Spontaneous Books was a way for me to make books as and when I felt like, as and when the material asked to be gathered. But, most importantly, I did not have to wait for my publisher! I have made five boxes so far, each in an edition of three hundred and sixty. You can only buy them from the exhibition venue, and only one may be purchased per person. They have thirty image cards in them, so when you have two different boxes you have nine hundred possible ways of arranging the images and when you have three different boxes you have twenty-seven thousand possibilities. The main thing is that my work is alive in your home.
What are you working on now?
I think I have done too much this year. I must pause. I must reflect and find new ways with which to shift my work and this medium of photography.
What have you learned in the process of making your work?
I have learned to listen. Or I could say that, in order to photograph, one has to learn to listen, to people and situations, of course, but also to spaces, to objects. And, finally, one has to listen to what the image wants to be.
Dayanita Singh was born in New Delhi in 1961. She studied visual communication at the National Institute of Design in Ahmedabad (1980–1986), and documentary photography at the International Center of Photography in New York City (1987–1988). She has exhibited widely with over sixty solo and more than one hundred group exhibitions in the Americas, Asia, Europe, and Oceania. Her work is held in forty prestigious public collections including the Art Gallery of New South Wales, Sydney; The Art Institute of Chicago; the Centre Pompidou, Paris; Louisiana Museum of Modern Art, Humlebaek; the Metropolitan Museum of Art and the Museum of Modern Art, New York; the National Gallery of Australia, Canberra; the National Gallery of Canada, Ottawa; the National Gallery of Modern Art, New Delhi; and the Tate Gallery, London.
Her work has featured in twenty solo books and book-objects including ‘Myself Mona Ahmed’ (Scalo 2001); ‘Chairs’ (Isabella Stewart Gardner Museum and Steidl 2005); ‘Go Away Closer’ (Steidl 2006); ‘Sent a Letter’ (Steidl 2008); ‘Museum of Chance’ (Steidl 2015); and ‘Museum Bhavan’ (Steidl 2017).

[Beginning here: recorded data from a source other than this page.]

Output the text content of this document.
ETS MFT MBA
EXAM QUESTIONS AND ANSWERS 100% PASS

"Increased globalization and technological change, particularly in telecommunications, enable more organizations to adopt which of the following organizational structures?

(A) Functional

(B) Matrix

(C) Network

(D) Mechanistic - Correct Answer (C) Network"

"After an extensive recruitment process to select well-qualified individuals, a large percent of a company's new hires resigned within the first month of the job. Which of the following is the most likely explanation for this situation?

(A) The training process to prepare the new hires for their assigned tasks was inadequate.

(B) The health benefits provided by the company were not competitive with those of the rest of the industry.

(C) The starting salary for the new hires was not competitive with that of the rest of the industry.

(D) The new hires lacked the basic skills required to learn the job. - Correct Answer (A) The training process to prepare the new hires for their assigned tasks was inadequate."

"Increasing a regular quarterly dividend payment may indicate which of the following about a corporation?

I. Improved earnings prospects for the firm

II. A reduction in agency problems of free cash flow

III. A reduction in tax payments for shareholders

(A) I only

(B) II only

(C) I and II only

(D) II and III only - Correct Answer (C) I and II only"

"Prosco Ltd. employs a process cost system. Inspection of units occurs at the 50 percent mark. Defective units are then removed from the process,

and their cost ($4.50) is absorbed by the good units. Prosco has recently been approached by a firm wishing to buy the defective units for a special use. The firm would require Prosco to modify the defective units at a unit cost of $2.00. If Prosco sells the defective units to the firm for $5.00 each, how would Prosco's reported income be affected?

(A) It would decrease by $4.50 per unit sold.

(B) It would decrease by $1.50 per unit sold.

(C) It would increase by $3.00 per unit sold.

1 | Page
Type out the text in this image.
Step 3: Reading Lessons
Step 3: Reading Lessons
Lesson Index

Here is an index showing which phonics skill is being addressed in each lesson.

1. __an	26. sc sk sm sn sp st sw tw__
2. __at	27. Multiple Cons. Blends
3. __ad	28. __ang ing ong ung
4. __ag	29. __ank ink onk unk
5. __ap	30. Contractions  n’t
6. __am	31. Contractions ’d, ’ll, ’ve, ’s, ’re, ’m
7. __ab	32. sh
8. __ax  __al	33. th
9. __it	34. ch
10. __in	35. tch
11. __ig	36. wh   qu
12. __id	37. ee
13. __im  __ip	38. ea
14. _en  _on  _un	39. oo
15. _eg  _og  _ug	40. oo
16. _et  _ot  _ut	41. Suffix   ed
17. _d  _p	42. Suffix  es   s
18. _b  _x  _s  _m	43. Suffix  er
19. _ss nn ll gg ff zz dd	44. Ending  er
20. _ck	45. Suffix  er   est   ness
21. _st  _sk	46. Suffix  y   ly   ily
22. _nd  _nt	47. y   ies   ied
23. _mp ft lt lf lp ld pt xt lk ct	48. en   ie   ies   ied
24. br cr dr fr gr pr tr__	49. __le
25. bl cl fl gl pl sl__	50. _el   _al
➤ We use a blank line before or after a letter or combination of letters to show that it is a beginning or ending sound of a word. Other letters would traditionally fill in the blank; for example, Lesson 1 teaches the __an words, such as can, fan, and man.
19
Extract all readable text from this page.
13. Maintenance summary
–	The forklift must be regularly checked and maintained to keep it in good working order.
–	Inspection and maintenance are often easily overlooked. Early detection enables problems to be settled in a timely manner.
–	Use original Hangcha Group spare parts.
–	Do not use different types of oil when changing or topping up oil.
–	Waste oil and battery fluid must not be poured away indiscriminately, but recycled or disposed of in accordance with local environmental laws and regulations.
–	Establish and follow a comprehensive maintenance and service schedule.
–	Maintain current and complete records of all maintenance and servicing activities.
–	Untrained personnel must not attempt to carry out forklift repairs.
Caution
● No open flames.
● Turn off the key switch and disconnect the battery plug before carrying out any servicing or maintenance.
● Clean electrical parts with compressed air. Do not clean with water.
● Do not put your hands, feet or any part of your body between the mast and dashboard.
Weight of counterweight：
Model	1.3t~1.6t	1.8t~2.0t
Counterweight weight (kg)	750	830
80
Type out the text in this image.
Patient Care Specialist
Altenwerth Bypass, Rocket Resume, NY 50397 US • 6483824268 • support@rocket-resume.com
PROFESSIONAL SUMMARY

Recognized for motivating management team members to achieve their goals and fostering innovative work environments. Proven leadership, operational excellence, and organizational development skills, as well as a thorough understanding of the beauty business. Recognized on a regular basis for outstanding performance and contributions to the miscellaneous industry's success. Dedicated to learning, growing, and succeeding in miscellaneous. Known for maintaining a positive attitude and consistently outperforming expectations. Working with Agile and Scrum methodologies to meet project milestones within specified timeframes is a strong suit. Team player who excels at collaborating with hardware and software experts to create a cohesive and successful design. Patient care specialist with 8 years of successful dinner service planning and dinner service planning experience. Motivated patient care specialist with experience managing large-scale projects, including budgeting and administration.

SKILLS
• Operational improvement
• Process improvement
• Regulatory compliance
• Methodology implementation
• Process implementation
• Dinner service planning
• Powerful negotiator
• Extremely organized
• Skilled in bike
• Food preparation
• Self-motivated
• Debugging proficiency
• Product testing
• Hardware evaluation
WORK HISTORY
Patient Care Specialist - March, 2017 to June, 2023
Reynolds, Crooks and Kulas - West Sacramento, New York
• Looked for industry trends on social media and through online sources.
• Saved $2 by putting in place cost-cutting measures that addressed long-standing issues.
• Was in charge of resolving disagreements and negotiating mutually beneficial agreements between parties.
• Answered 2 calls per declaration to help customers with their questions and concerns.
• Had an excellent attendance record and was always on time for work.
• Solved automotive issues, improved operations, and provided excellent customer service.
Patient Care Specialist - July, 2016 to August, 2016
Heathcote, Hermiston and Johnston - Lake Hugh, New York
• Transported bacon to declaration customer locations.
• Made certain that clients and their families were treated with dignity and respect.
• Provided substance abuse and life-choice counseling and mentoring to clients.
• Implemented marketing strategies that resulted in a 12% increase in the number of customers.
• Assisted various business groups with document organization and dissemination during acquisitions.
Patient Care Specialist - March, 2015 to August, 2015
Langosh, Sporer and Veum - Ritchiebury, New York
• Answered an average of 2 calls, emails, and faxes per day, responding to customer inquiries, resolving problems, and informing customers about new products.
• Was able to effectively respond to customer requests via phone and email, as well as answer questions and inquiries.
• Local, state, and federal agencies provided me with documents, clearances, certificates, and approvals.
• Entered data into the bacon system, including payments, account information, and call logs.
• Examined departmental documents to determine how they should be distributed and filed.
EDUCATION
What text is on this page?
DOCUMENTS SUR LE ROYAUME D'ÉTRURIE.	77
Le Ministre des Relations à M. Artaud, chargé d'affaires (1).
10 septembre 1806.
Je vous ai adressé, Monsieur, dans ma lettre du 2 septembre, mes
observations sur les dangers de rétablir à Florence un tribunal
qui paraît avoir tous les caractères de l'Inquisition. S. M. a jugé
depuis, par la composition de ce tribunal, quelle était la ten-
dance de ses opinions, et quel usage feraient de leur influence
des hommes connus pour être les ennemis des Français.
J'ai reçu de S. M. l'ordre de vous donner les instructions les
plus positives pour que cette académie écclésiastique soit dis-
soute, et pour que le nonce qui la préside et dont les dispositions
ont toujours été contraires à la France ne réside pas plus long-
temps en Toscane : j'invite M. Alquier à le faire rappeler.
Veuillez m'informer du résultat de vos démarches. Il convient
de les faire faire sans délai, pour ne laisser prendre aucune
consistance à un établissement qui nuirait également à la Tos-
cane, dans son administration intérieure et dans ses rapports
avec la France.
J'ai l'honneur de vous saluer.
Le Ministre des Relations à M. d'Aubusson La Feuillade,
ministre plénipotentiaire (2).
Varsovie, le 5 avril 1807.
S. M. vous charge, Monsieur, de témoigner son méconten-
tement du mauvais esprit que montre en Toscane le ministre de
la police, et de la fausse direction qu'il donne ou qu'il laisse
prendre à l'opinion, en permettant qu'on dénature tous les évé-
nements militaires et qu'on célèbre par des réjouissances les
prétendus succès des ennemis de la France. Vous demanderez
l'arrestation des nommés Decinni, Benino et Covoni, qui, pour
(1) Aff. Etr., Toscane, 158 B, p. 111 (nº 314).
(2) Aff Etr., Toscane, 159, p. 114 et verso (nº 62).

She has won a number of accolades including a Prince Claus Award (Amsterdam 2008); Chevalier dans l’Ordre des Arts et des Lettres (France 2014); Aperture PhotoBook of the Year (Paris 2017); an Infinity Award from the International Center of Photography (New York 2018), and The Hasselblad Award in 2022. In 2008, the Peabody Museum of Archaeology and Ethnology, Harvard, awarded Dayanita Singh the Robert Gardner Fellowship in Photography. She lives and works in New Delhi.
This interview is a Talking Pictures original.